William Chow – Deputy Group CEO
Mr. William Chow brings over two decades of asset management experience and currently oversees Raffles Family Office’s (RFO’s) Advanced Wealth Solutions division while also serving on its Board of Management and Investment Committee.
He joined RFO from China Life Franklin Asset Management (CLFAM), where as Deputy CEO from 2018 to 2021 he oversaw $35 billion in client investments. William also chaired the firm’s Risk Management Committee and was a key member of its Board of Management, Investment Committee and Alternative Investment Committee. Prior to CLFAM, he spent 7 years at Value Partners Group, the first hedge fund to be listed on the Hong Kong Stock Exchange, where he was a Group Managing Director. He started his career at UBS as an equities trader and went on to take up portfolio management roles at BlackRock and State Street Global Advisors from 2000 to 2010.
William holds a Master’s degree in Science in Operational Research from the London School of Economics and Political Science, and a Bachelor’s degree in Engineering (Hons) in Civil Engineering from University College London in the UK.
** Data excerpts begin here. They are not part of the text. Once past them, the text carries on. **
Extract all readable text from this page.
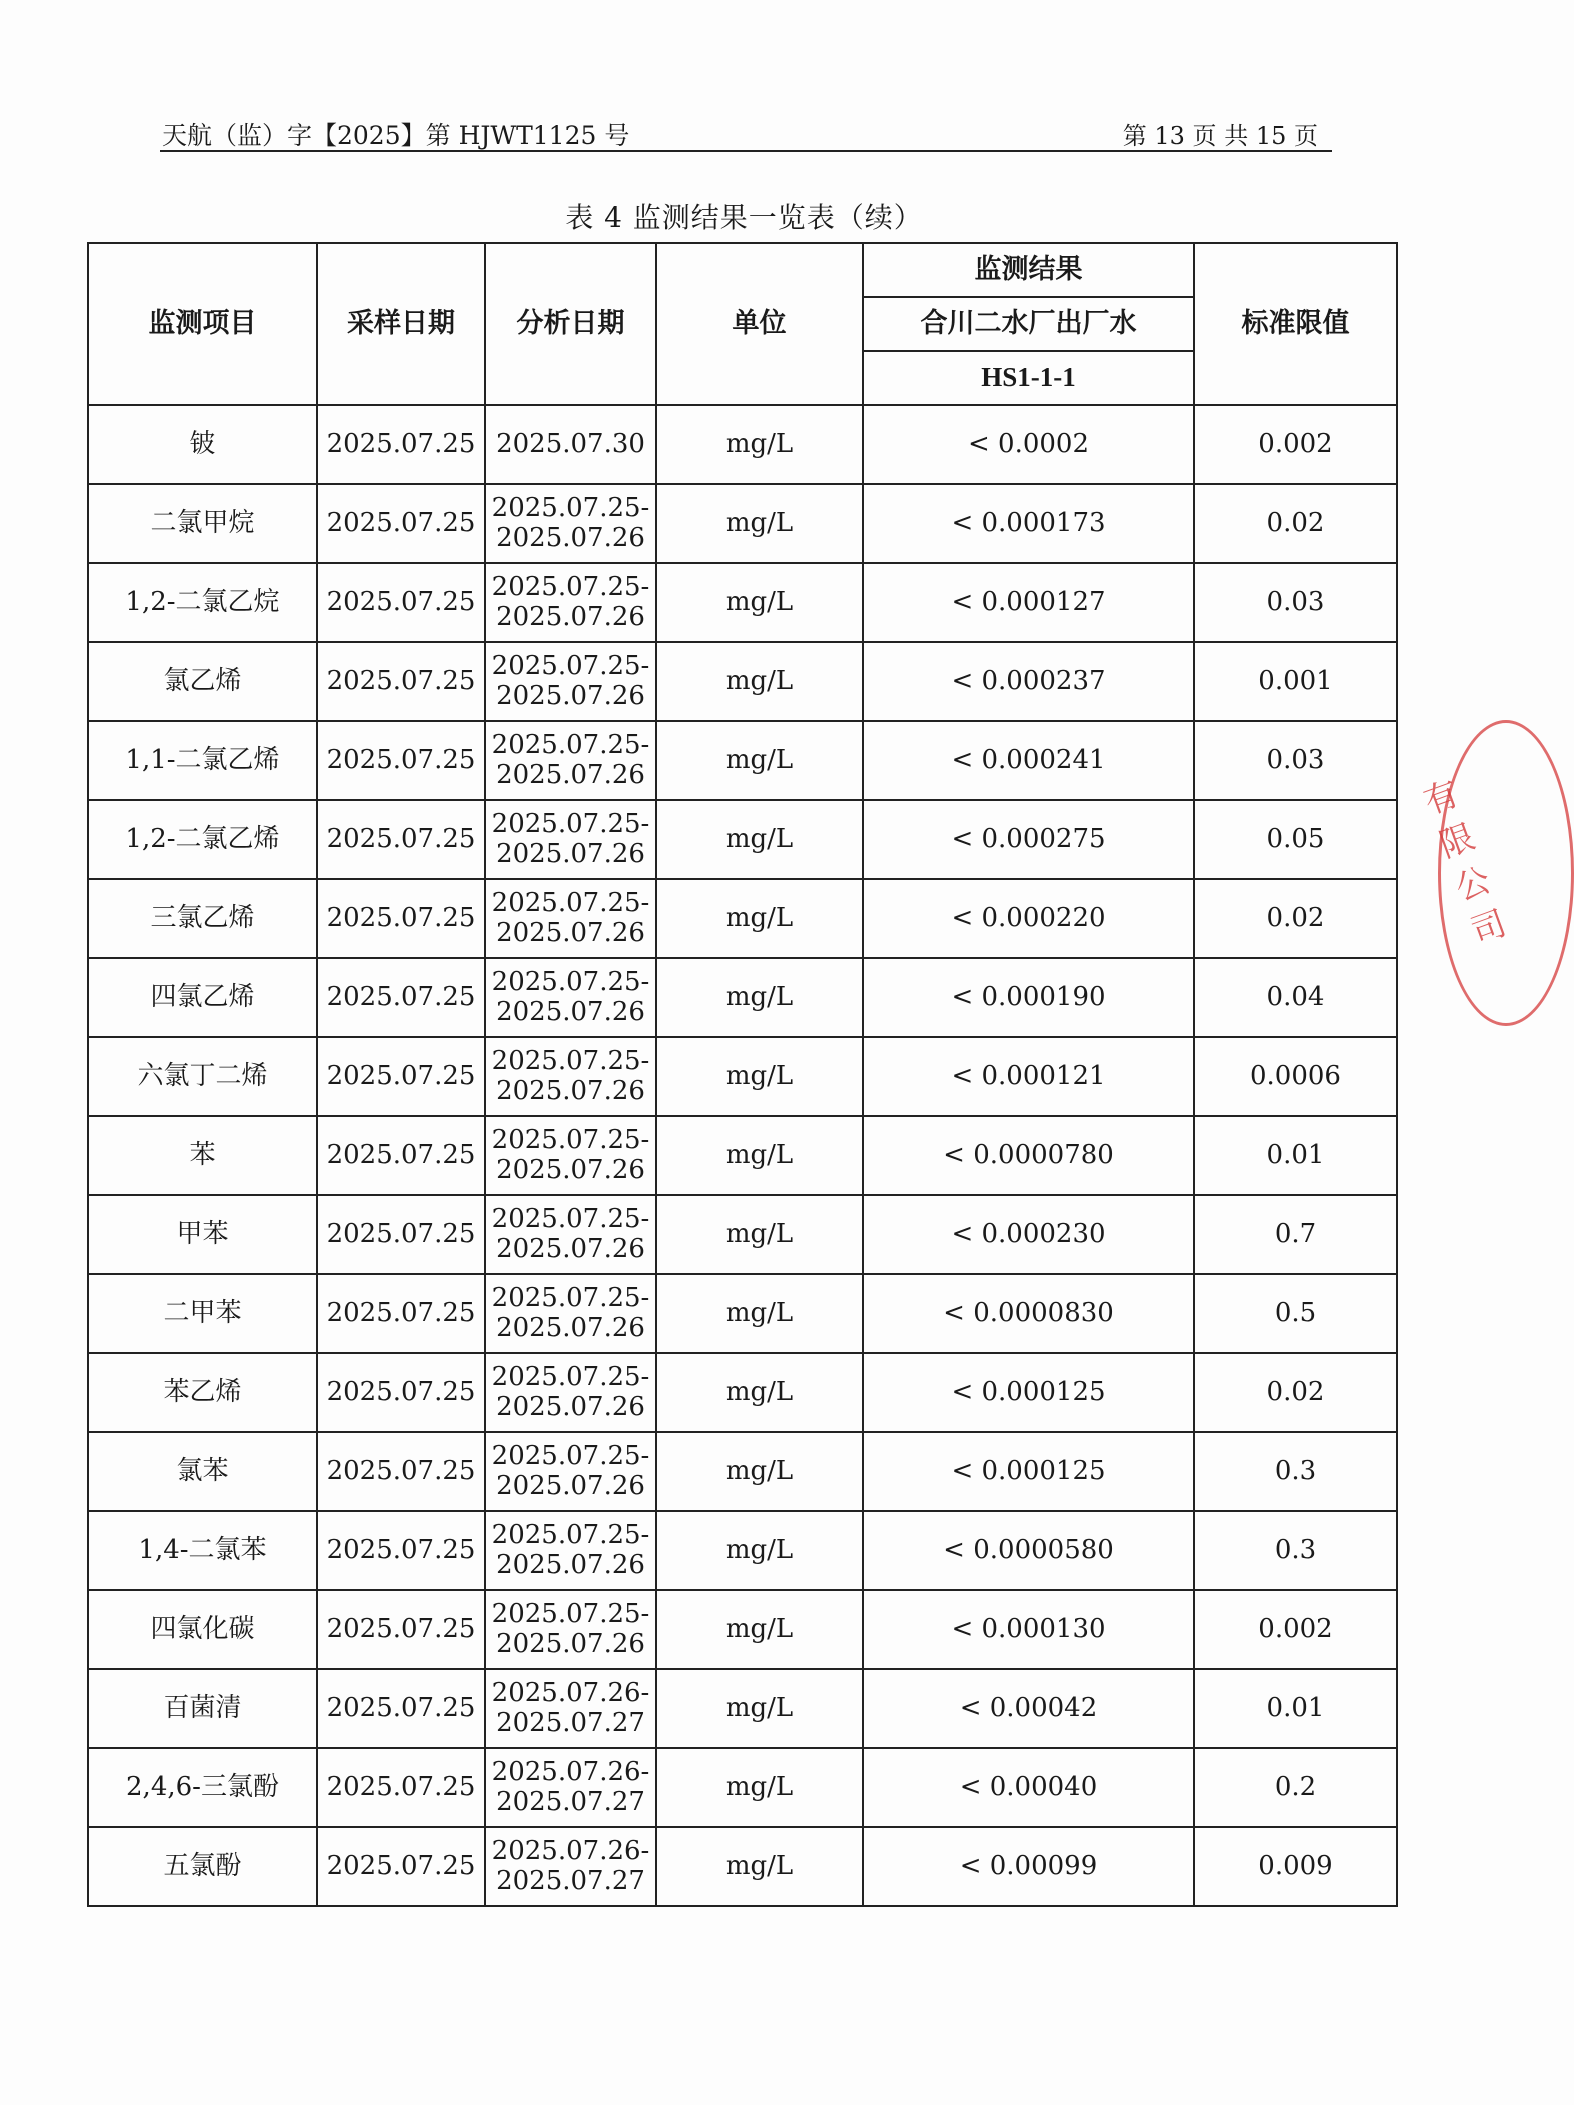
天航（监）字【2025】第 HJWT1125 号	第 13 页 共 15 页
表 4 监测结果一览表（续）
监测项目	采样日期	分析日期	单位	监测结果	标准限值
				合川二水厂出厂水	
				HS1-1-1	
铍	2025.07.25	2025.07.30	mg/L	< 0.0002	0.002
二氯甲烷	2025.07.25	2025.07.25-
2025.07.26	mg/L	< 0.000173	0.02
1,2-二氯乙烷	2025.07.25	2025.07.25-
2025.07.26	mg/L	< 0.000127	0.03
氯乙烯	2025.07.25	2025.07.25-
2025.07.26	mg/L	< 0.000237	0.001
1,1-二氯乙烯	2025.07.25	2025.07.25-
2025.07.26	mg/L	< 0.000241	0.03
1,2-二氯乙烯	2025.07.25	2025.07.25-
2025.07.26	mg/L	< 0.000275	0.05
三氯乙烯	2025.07.25	2025.07.25-
2025.07.26	mg/L	< 0.000220	0.02
四氯乙烯	2025.07.25	2025.07.25-
2025.07.26	mg/L	< 0.000190	0.04
六氯丁二烯	2025.07.25	2025.07.25-
2025.07.26	mg/L	< 0.000121	0.0006
苯	2025.07.25	2025.07.25-
2025.07.26	mg/L	< 0.0000780	0.01
甲苯	2025.07.25	2025.07.25-
2025.07.26	mg/L	< 0.000230	0.7
二甲苯	2025.07.25	2025.07.25-
2025.07.26	mg/L	< 0.0000830	0.5
苯乙烯	2025.07.25	2025.07.25-
2025.07.26	mg/L	< 0.000125	0.02
氯苯	2025.07.25	2025.07.25-
2025.07.26	mg/L	< 0.000125	0.3
1,4-二氯苯	2025.07.25	2025.07.25-
2025.07.26	mg/L	< 0.0000580	0.3
四氯化碳	2025.07.25	2025.07.25-
2025.07.26	mg/L	< 0.000130	0.002
百菌清	2025.07.25	2025.07.26-
2025.07.27	mg/L	< 0.00042	0.01
2,4,6-三氯酚	2025.07.25	2025.07.26-
2025.07.27	mg/L	< 0.00040	0.2
五氯酚	2025.07.25	2025.07.26-
2025.07.27	mg/L	< 0.00099	0.009
有限公司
Derek Loh – Head of Equities
Mr. Derek Loh is the Head of Equities at Raffles Family Office. Derek has numerous years of work experience from top asset management firms and Banks – 16 Years on the Buy-side across 3 Major Cities in Hong Kong, Singapore and Tokyo. Derek demonstrates in-depth industrial knowledge and analysis, covering mostly listed equities.
As an Ex-Portfolio Manager for ACA Capital Group, Derek managed a multi-billion-dollar global fund for a world-renowned sovereign wealth fund and reputable institutional investors. Previous notable investors serviced include Norges Bank (Norwegian Central Bank), Bill & Melinda Gates Foundation and Mubadala. Derek holds an Executive MBA from Kellogg School of Management and HKUST. He is also a CPA.
Ek Pon Tay – Head of Fixed Income
Mr. Tay Ek Pon is responsible for fixed income investment management at Raffles Family Office. He has over 20 years of fixed income experience across Singapore and Japan.
Prior to joining Raffles Family Office, Ek Pon was a portfolio manager at BNP Paribas Asset Management since 2018, responsible for Asia fixed income mandates. From 2016 to 2018, Ek Pon led the team investing in Asian credit at Income Insurance. From 2011 to 2016, he worked at BlackRock, managing benchmarked and absolute return fixed income funds. Earlier in his career, he held several positions as a credit trader in banks for 9 years.
Ek Pon graduated from the University of Melbourne with a Bachelor of Commerce and Bachelor of Arts.
Sky Kwah – Director, Investment Advisory
Mr. Sky Kwah has over a decade of work experience in the investment industry with his last stint at DBS Private Bank. He has achieved and receive multiple awards over the years being among the top investment advisors within the bank. He often deploys a top-down investment approach, well versed in multiple markets and offering bespoke advice in multiple assets and derivatives.
Prior to his role at Raffles Family Office, Sky worked at Phillip Capital as an Equities Team leader handling two teams offering advisory, spearheading portfolio reviews and developing trading/investment ideas.
He has been interviewed on Channel News Asia, 938Live radio, The Straits Times and LianheZaobao as a market commentator and was a regular speaker at investment forums and tertiary institutions.